I think it’s time I wrote down the design principles I’ve been implicitly (or explicitly) assuming:
- No original research. It could easily take a whole PhD to work out a canonical set of sound changes for a language family, and we don’t have that time nor the manpower. So we should avoid doing original research by staying as close to the secondary sources as we can. (And if we ever do find ourselves conducting original research, that fact should be made very clear in the published version and in the data.)
- Reference everything. A corollary of the above: every piece of data should be accompanied by a citation pointing back to where we got that data from. (This is of course standard academic practice. Also very similar to Wikipedia’s approach.)
- Use a structured format. Currently, this is Brassica syntax for sound changes. This helps to keep everything consistent, and makes it possible to process sound changes on a computer.
- Avoid editorialising. It’s easy to misunderstand papers, and that makes the data unreliable (see: WALS). The easiest way to avoid this problem is to write down the data as transparently as possible. Thus, if a source writes down a sound change in a certain way, we should strive to write it as similarly as possible, using the same symbols and expressing it the same way. If something can’t be exactly represented in our sound change format, we should get as close as possible, then note down the rest in English text (ideally using direct quotes from the source).
- Map transcriptions to IPA. A corollary of the above is that inconsistencies in transcription between sources get carried over into our database. Mapping transcriptions to a common standard makes it possible to compare sound changes between sources, which is vital. It also exposes ambiguities where a symbol could refer to several different phones. If a source is unclear, we should note that fact but still make a best guess. (This is editorialising, but it’s fine as long as it’s identified as such.)
And, of course, the overall goal which drives all of these choices: to have a database of sound changes which is
reliable and
useful for as wide a range of people as possible.
I know that some of these principles have been controversial, especially (1). I’m writing them down here so that we can have a proper conversation about them. Feel free to disagree if you can think of a better approach — or conversely, mention if you have any more suggestions to add to the list.
bradrn wrote: ↑Sun Nov 10, 2024 7:20 pm
I also want to experiment with writing some code for analysis, to prove that we can do something with this data more interesting than ‘format the sound changes on a website’.

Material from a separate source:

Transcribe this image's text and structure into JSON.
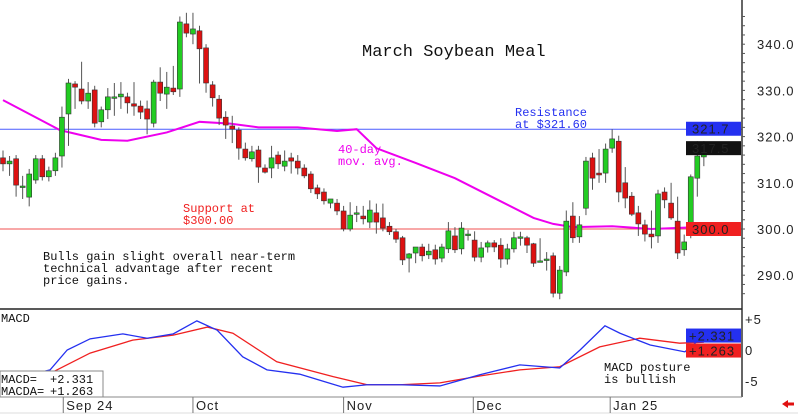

Meanwhile, I’ve made a start on this. I wrote some code (in the ‘analysis’ branch on GitHub) to extract input→output phoneme pairs from our data so far. The output is easy enough to graph with
Gephi:
- diachronica-graph.png (154.86 KiB) Viewed 439 times
I colourised it using Gephi’s cluster analysis. The results aren’t very good, I think because there’s not much data. (I’ve gotten more interesting results using the data from the old
Index Diachronica, but of course the quality of that data isn’t very good.)